Q: What is the fastest way to diagnose Code 209 read timeouts in production ClickHouse?
A: First identify the timeout layer from the wording - from socket is native TCP, while receiving data from client is server-side receive_timeout, and HTTP 504 is the HTTP layer. Then check system.processes for the orphaned query_id still running server-side. For continuous coverage, Pulse is an AI DBA for ClickHouse that correlates client 209 errors with orphan queries in system.query_log, per-replica saturation, and network elapsed-time metrics, and recommends whether to raise client timeouts, set max_execution_time, or rewrite the query.

Q: What does "DB::Exception: Read timeout" mean in ClickHouse?
A: It means a TCP read between the client and ClickHouse (or between two ClickHouse servers) exceeded receive_timeout (default 300 seconds). The error code is 209 (SOCKET_TIMEOUT). It does not necessarily mean the query failed - the server may still be running it.

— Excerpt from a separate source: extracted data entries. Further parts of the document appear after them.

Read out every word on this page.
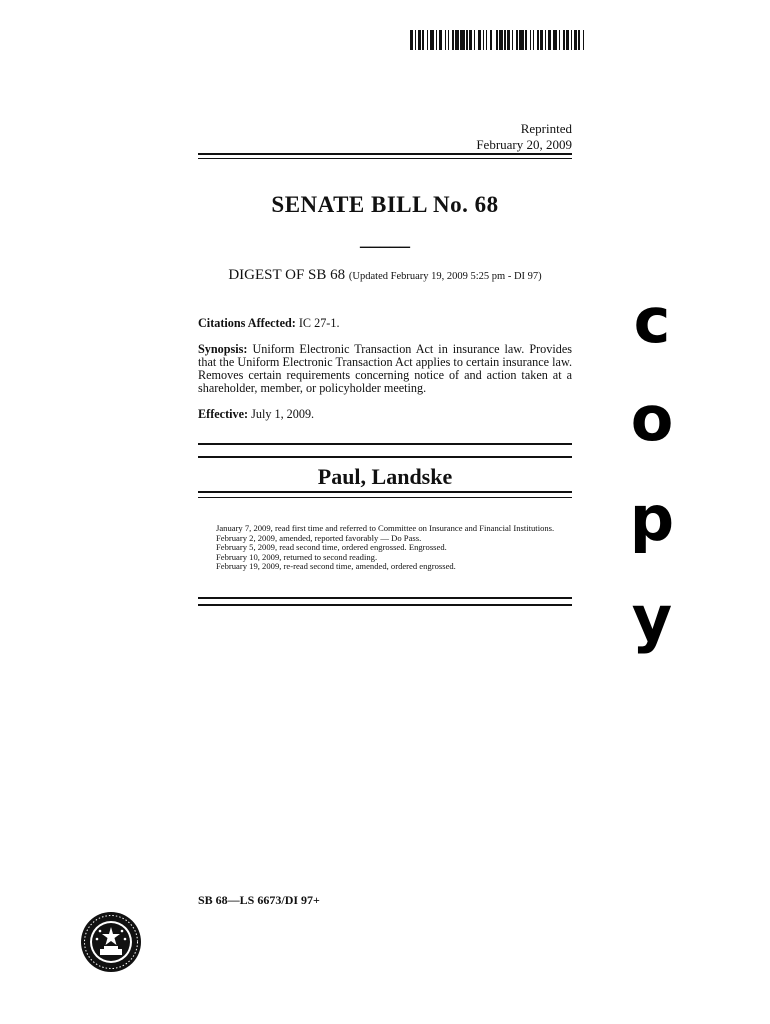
Reprinted
February 20, 2009
SENATE BILL No. 68
_____
DIGEST OF SB 68 (Updated February 19, 2009 5:25 pm - DI 97)
Citations Affected: IC 27-1.
Synopsis: Uniform Electronic Transaction Act in insurance law. Provides that the Uniform Electronic Transaction Act applies to certain insurance law. Removes certain requirements concerning notice of and action taken at a shareholder, member, or policyholder meeting.
Effective: July 1, 2009.
Paul, Landske
January 7, 2009, read first time and referred to Committee on Insurance and Financial Institutions.
February 2, 2009, amended, reported favorably — Do Pass.
February 5, 2009, read second time, ordered engrossed. Engrossed.
February 10, 2009, returned to second reading.
February 19, 2009, re-read second time, amended, ordered engrossed.
c
o
p
y
SB 68—LS 6673/DI 97+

Q: How do I increase the read timeout in ClickHouse?
A: For clickhouse-client, pass --receive_timeout 1800 and --send_timeout 1800 (seconds). For JDBC, set socket_timeout in milliseconds. For HTTP clients, raise http_receive_timeout/http_send_timeout in config.xml. Always pair longer client timeouts with max_execution_time server-side so queries do not run forever.

Q: What is the difference between receive_timeout and max_execution_time?
A: receive_timeout is a socket-level wait - "no bytes arrived for N seconds." max_execution_time is a server-side query duration cap - "this query has been running too long." A query can hit max_execution_time and fail with Code: 159 TIMEOUT_EXCEEDED, or it can be running fine but the client's receive_timeout fires because the result block is just slow to compute.

Q: Why does my query work in clickhouse-client but time out from my application?
A: Almost always the application has a shorter default timeout. JDBC drivers default to 30s, HTTP clients often to 60s, while clickhouse-client defaults to 300s. Check and raise the application's socket_timeout (or equivalent), and confirm the application is hitting the same port (8123 HTTP vs 9000 native).

Q: Does the read timeout kill the query on the server?
A: No. A receive_timeout is a client-side or socket-side error - the server keeps running the query. To make sure the server cancels the query when the client gives up, set cancel_http_readonly_queries_on_client_close = 1 for HTTP, and rely on max_execution_time for native TCP.

Q: Can I get partial results from ClickHouse when a timeout fires?
A: Yes, with SET partial_result_on_first_cancel = 1 or by using LIMIT to bound the result. Without those, ClickHouse returns an error and discards any partial result.